Das gibt es wirklich nicht oft in der Zwingerbauhütte Dresden: Eine Steinweihe. Sie ist unter Bildhauern und Steinmetzen üblich, wenn eine große und schwierige Arbeit für ein Bildwerk ansteht. Der Tradition nach bittet der ausführende Handwerker um gutes Gelingen der Arbeit.
Vor einigen Tagen fand so eine Steinweihe statt. Falk Reinhardt, der Technische Geschäftsführer des Staatsbetriebes Sächsisches Immobilien- und Baumanagement (SIB), war dabei, ebenso Ulrich Piets, der Kanzler der Hochschule Mittweida, sowie zuständige Denkmalpfleger und Verantwortliche der SIB-Niederlassungen Chemnitz und Dresden I. Und natürlich Hüttenmeister Ralf Schmidt, der die guten Wünsche für die anstehenden Arbeiten aussprach, sowie die Bildhauer Bärbel Hempel und Clemens Modrakowski, die mit einem ersten symbolischen Schlag auf den Stein diesen Wünschen Nachdruck verliehen.
Alles für Hephaistos und Elektra
Die Zeremonie war der Neuentstehung der beiden Skulpturen Hephaistos und Elektra gewidmet, die künftig ihren Platz im Alfred-Udo-Holzt-Baus der Hochschule Mittweida finden werden. Die beiden Originale wurden 1894 vom bedeutenden Bildhauer Heinrich Stockmann aus Karlsruhe für das “Electrotechnische Institut“ in Mittweida geschaffen.
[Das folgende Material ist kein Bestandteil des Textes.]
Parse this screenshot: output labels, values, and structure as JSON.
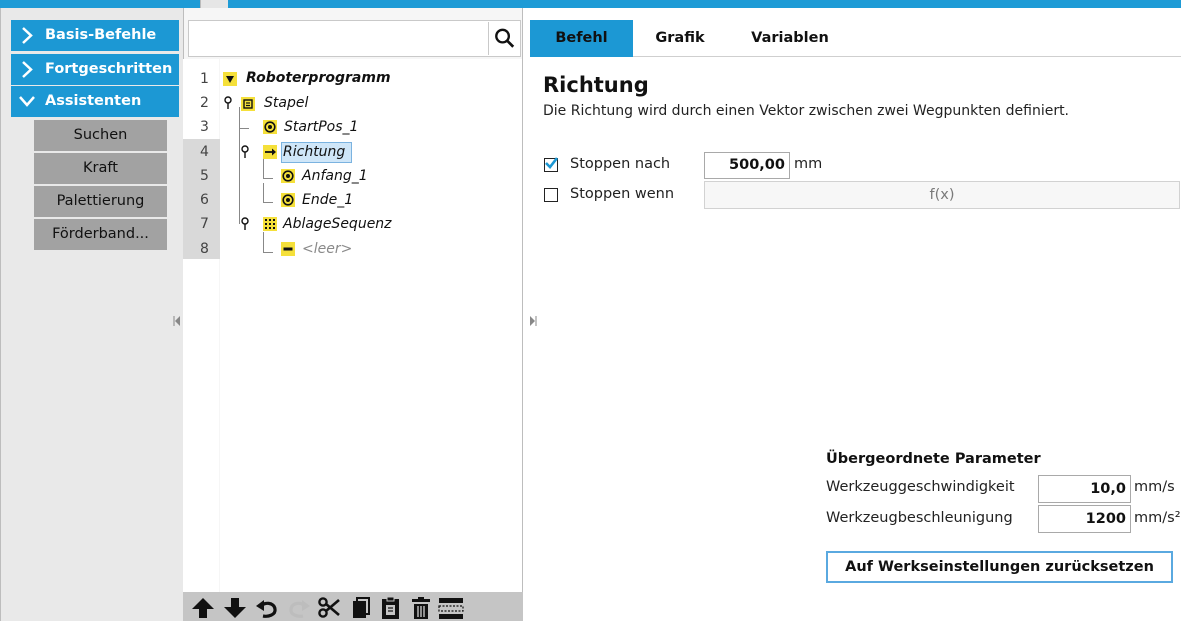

Sie symbolisieren den damaligen Fortschrittsglauben durch die Umdeutung antiker Mythengestalten mit modernen technischen Attributen. 2021 wurden die Skulpturen wegen Fassadenarbeiten an dem Gebäude abgenommen und in die Zwingerbauhütte verbracht. Nach umfangreichen Untersuchungen und Recherchen kamen die Experten zu dem Schluss, die über 130 Jahre alten Kunstwerke durch Kopien zu ersetzen.
Das wird nun Aufgabe von Bärbel Hempel und Clemens Modrakowski sein. Rund anderthalb Jahre werden die Beiden daran arbeiten. Zuvor waren jedoch noch über zweijährige Vorbereitungsarbeiten notwendig. So untersuchte die Fachgruppe Forensik der Hochschule Mittweida historische Fotos, um die ursprüngliche Handhaltung der Elektra zu ermitteln – ihr linker Arm war nämlich im Laufe der Zeit verloren gegangen ist. Andere Bauhütten und Fachkollegen wurden hinzugezogen, um den ungewöhnlichen französischen Kalkstein Lavoux für die Skulpturenkopien zu finden und einen Steinlieferanten zu gewinnen.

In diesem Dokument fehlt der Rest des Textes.